Abigail Katz serves as Director of New Play Development for Atlantic Theater Company where she has been on the artistic staff since 2009. In 2014 she expanded Atlantic’s play development program by creating the Amplified Reading Series and Launch Commission for early career writers. She was previously Literary Associate and Dramaturg for The Civilians, where she worked on productions Brooklyn at Eye Level, This Beautiful City (The Vineyard Theatre) and Paris Commune (The Public Theater). She was also Producer for Voice & Vision, a company devoted to developing women theater artists. She teaches in Atlantic Theater Company’s Professional Conservatory program and the College of Performing Arts at The New School, and has taught in the MFA program at Columbia University School of the Arts, SUNY Stony Brook/Southampton as well as workshops at PlayPenn, Southampton Writers Conference, the Commercial Theater Institute, the Playwrights Foundation, CityWrights/City Theatre and Samuel French. Additional affiliations include the Arts Committee for the Alumni Career Task Force for The Dalton School and the New York City team for the American Theatre Archive Project. A native New Yorker, Abigail received her MFA in dramaturgy from Columbia University School of the Arts..
LABA PROJECT:
My LABA project is a theatrical adaptation of Rodger Kamenetz’s book The Jew in the Lotus, using events from the book and hopefully interviews with participants in the 1990 meeting of Jewish spiritual leaders and the Dalai Lama. My collaborator, Ben Kamine, and I want to explore the story of this event and how it yielded insights into our own identities as American Jews, what it revealed about how the Jewish community relates to other communities, and how Jews relate to each other. Have we evolved in the last 25 years or has nothing changed?
WORK SAMPLE:
Lobby display panels for GABRIEL, by Moira Buffini, Atlantic Theater Company, 2010.
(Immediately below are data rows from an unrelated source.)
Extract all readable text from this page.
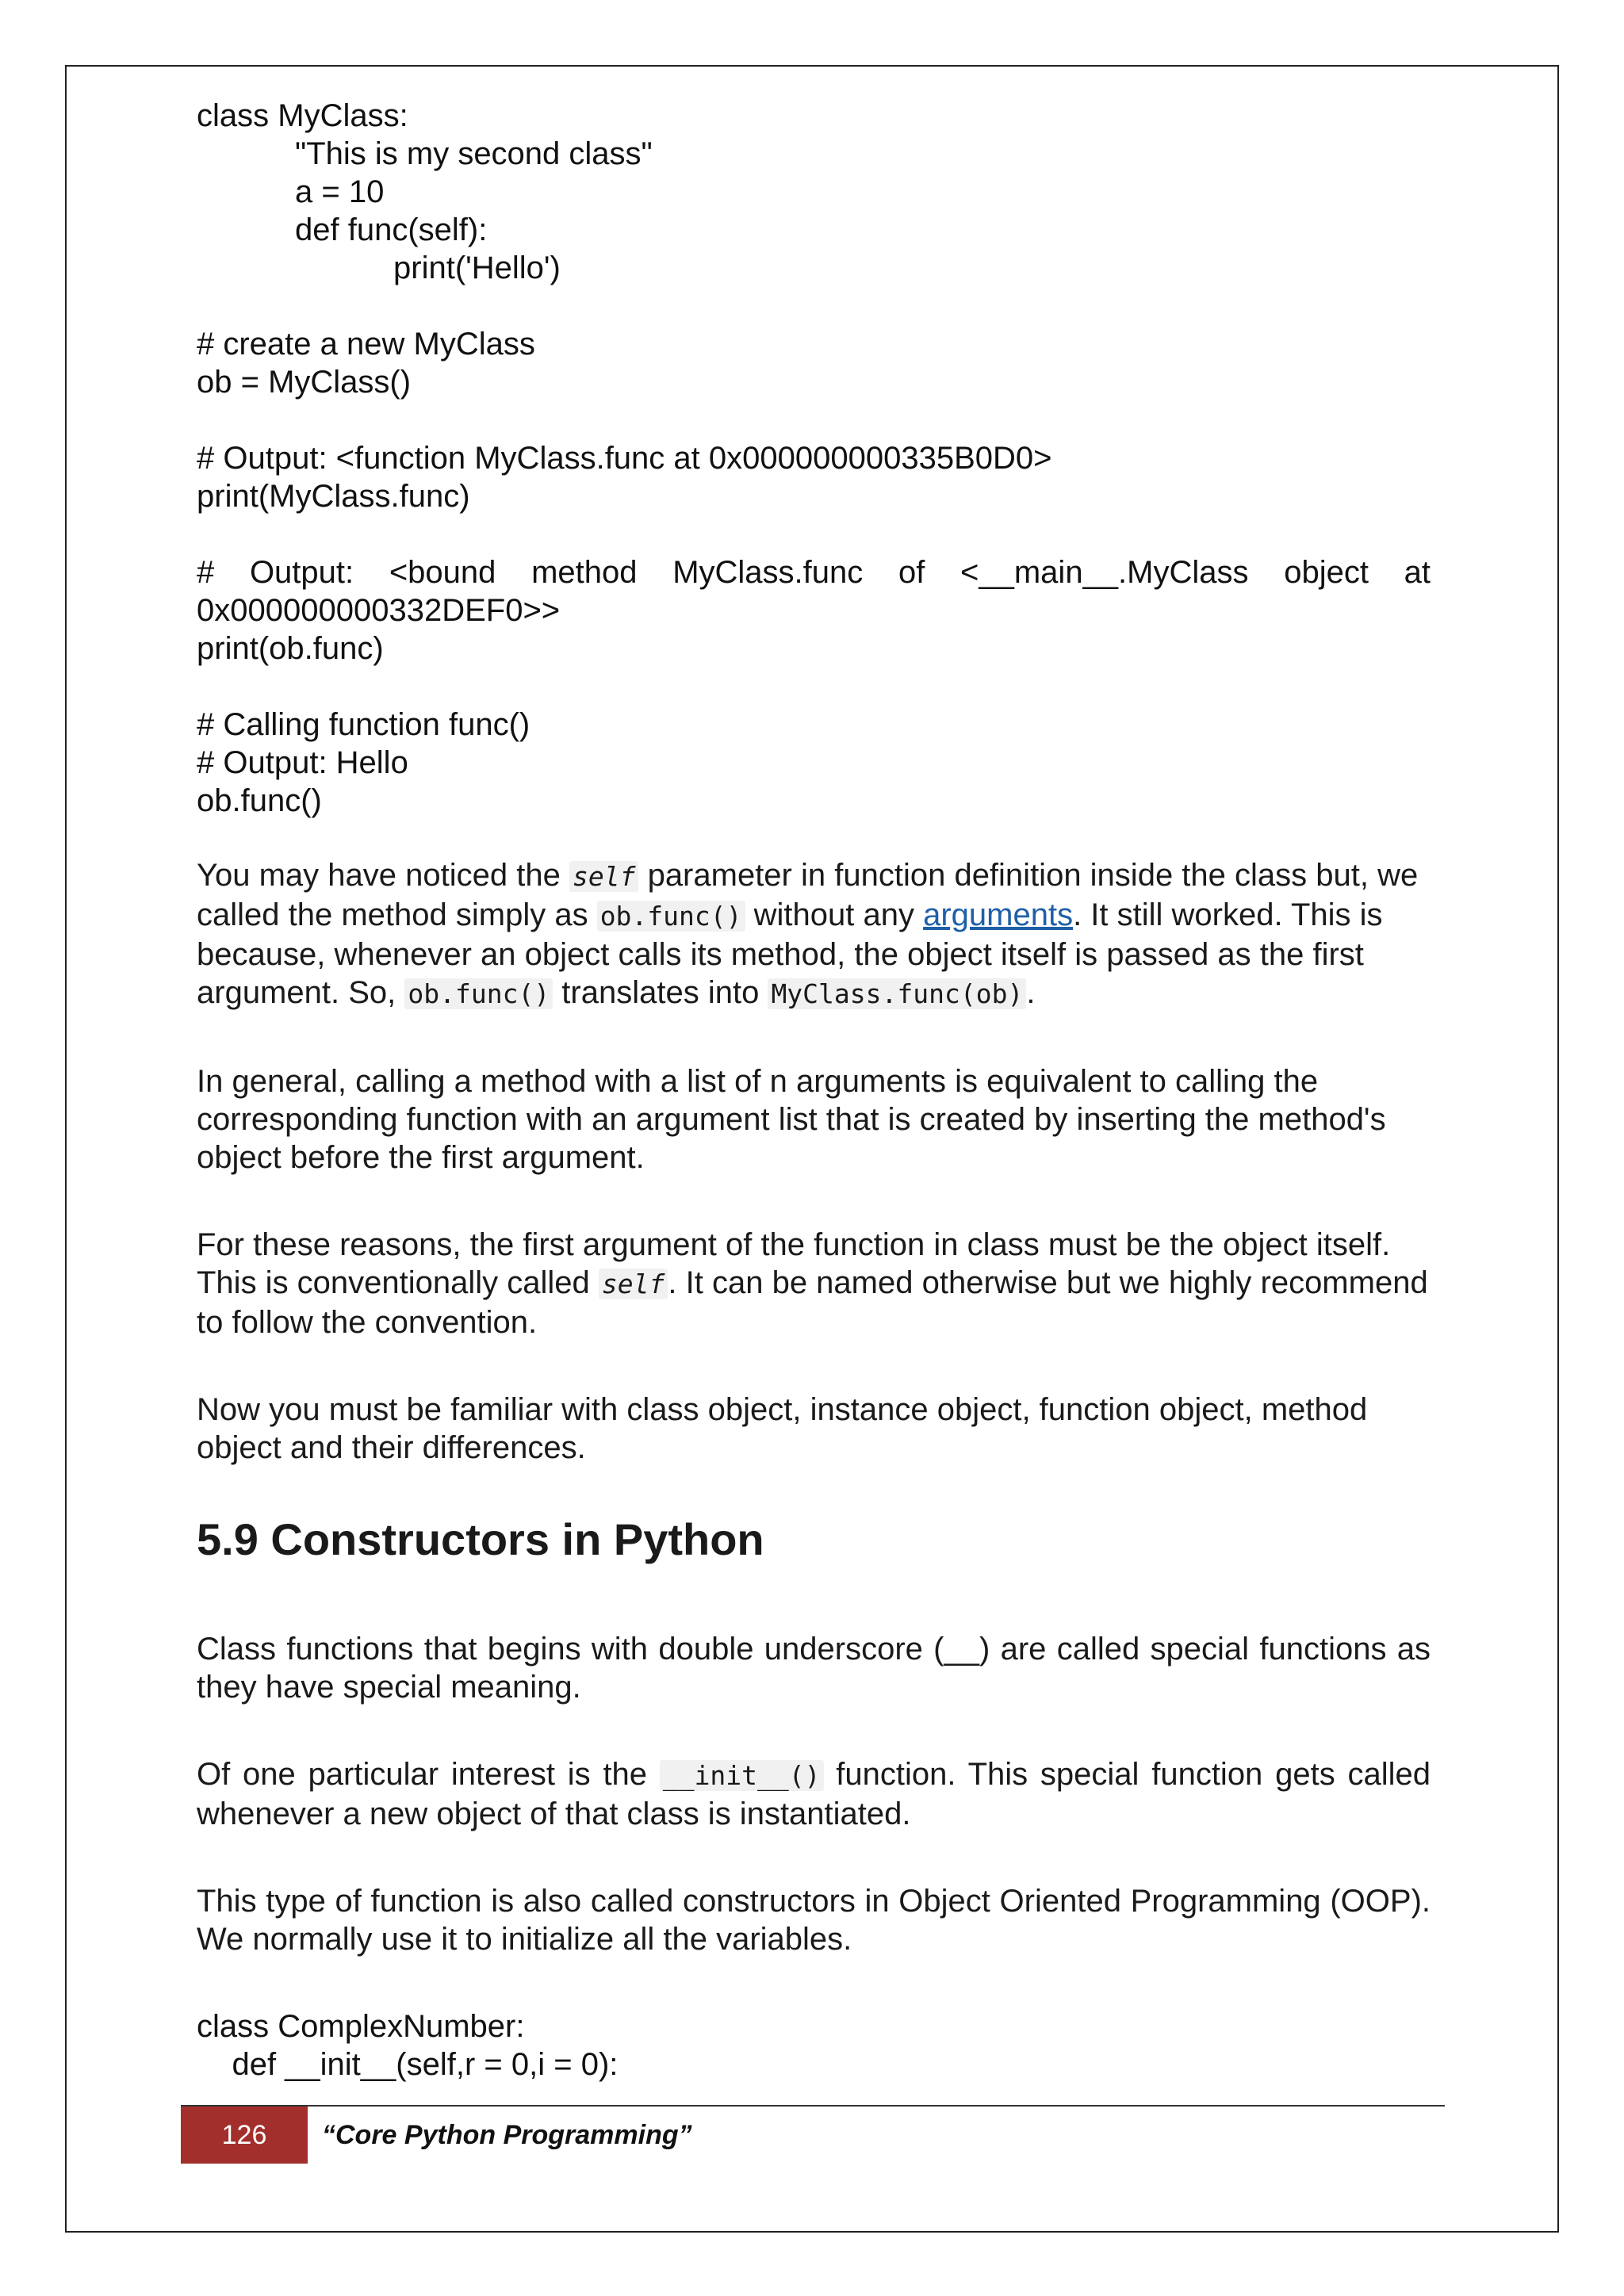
class MyClass:
"This is my second class"
a = 10
def func(self):
print('Hello')
# create a new MyClass
ob = MyClass()
# Output: <function MyClass.func at 0x000000000335B0D0>
print(MyClass.func)
# Output: <bound method MyClass.func of <__main__.MyClass object at
0x000000000332DEF0>>
print(ob.func)
# Calling function func()
# Output: Hello
ob.func()

You may have noticed the self parameter in function definition inside the class but, we called the method simply as ob.func() without any arguments. It still worked. This is because, whenever an object calls its method, the object itself is passed as the first argument. So, ob.func() translates into MyClass.func(ob) .

In general, calling a method with a list of n arguments is equivalent to calling the corresponding function with an argument list that is created by inserting the method's object before the first argument.

For these reasons, the first argument of the function in class must be the object itself. This is conventionally called self . It can be named otherwise but we highly recommend to follow the convention.

Now you must be familiar with class object, instance object, function object, method object and their differences.

5.9 Constructors in Python

Class functions that begins with double underscore (__) are called special functions as they have special meaning.

Of one particular interest is the __init__() function. This special function gets called whenever a new object of that class is instantiated.

This type of function is also called constructors in Object Oriented Programming (OOP). We normally use it to initialize all the variables.

class ComplexNumber:
def __init__(self,r = 0,i = 0):
126	“Core Python Programming”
What drew you to apply to LABA?
LABA is indeed a unique fellowship, and its structure and purpose felt particularly right for this project. Having the opportunity to study Jewish texts with fellow Jewish artists provides a cultural, intellectual and spiritual foundation that I think is critical for this piece. Exploring our tradition in this way will allow a greater appreciation of Other (this theme being of great interest to me and probably the main reason I applied), and will generate a greater understanding of the universal through the particular.
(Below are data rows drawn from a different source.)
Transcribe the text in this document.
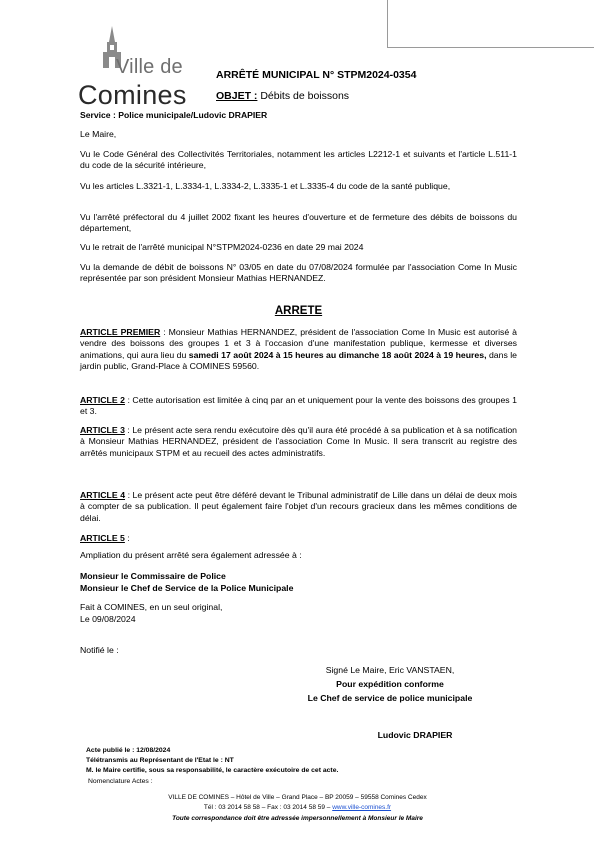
Ville de
Comines
ARRÊTÉ MUNICIPAL N° STPM2024-0354
OBJET : Débits de boissons
Service : Police municipale/Ludovic DRAPIER
Le Maire,
Vu le Code Général des Collectivités Territoriales, notamment les articles L2212-1 et suivants et l'article L.511-1 du code de la sécurité intérieure,
Vu les articles L.3321-1, L.3334-1, L.3334-2, L.3335-1 et L.3335-4 du code de la santé publique,
Vu l'arrêté préfectoral du 4 juillet 2002 fixant les heures d'ouverture et de fermeture des débits de boissons du département,
Vu le retrait de l'arrêté municipal N°STPM2024-0236 en date 29 mai 2024
Vu la demande de débit de boissons N° 03/05 en date du 07/08/2024 formulée par l'association Come In Music représentée par son président Monsieur Mathias HERNANDEZ.
ARRETE
ARTICLE PREMIER : Monsieur Mathias HERNANDEZ, président de l'association Come In Music est autorisé à vendre des boissons des groupes 1 et 3 à l'occasion d'une manifestation publique, kermesse et diverses animations, qui aura lieu du samedi 17 août 2024 à 15 heures au dimanche 18 août 2024 à 19 heures, dans le jardin public, Grand-Place à COMINES 59560.
ARTICLE 2 : Cette autorisation est limitée à cinq par an et uniquement pour la vente des boissons des groupes 1 et 3.
ARTICLE 3 : Le présent acte sera rendu exécutoire dès qu'il aura été procédé à sa publication et à sa notification à Monsieur Mathias HERNANDEZ, président de l'association Come In Music. Il sera transcrit au registre des arrêtés municipaux STPM et au recueil des actes administratifs.
ARTICLE 4 : Le présent acte peut être déféré devant le Tribunal administratif de Lille dans un délai de deux mois à compter de sa publication. Il peut également faire l'objet d'un recours gracieux dans les mêmes conditions de délai.
ARTICLE 5 :
Ampliation du présent arrêté sera également adressée à :
Monsieur le Commissaire de Police
Monsieur le Chef de Service de la Police Municipale
Fait à COMINES, en un seul original,
Le 09/08/2024
Notifié le :
Signé Le Maire, Eric VANSTAEN,
Pour expédition conforme
Le Chef de service de police municipale
Ludovic DRAPIER
Acte publié le : 12/08/2024
Télétransmis au Représentant de l'Etat le : NT
M. le Maire certifie, sous sa responsabilité, le caractère exécutoire de cet acte.
Nomenclature Actes :
VILLE DE COMINES – Hôtel de Ville – Grand Place – BP 20059 – 59558 Comines Cedex
Tél : 03 2014 58 58 – Fax : 03 2014 58 59 – www.ville-comines.fr
Toute correspondance doit être adressée impersonnellement à Monsieur le Maire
What calls to you about this years particular topic, OTHER?
I feel that we are in an extreme moment of OTHER right now. The concept of OTHER implies some form of exclusion or exposure, some thing or circumstance that sets one apart from the group. The result is not necessarily negative, as Otherness can be celebrated. Often though, Otherness comes in forms that have a detrimental effect on the person or group that has been labeled as Other, due to race, religion, ethnicity, socio-economic status, immigration status, gender identity, sexual orientation, political beliefs, age, physical ability, physical health, mental health, level of education, marital status, parental status and so on. The list is long, because we have all at some point felt some version of Other. If that is the case, how are we all contributing to the experience of Other for people around us? For people far from us? Are we actively participating is creating a negative sense of Otherness, or are we working toward an inclusive version of it?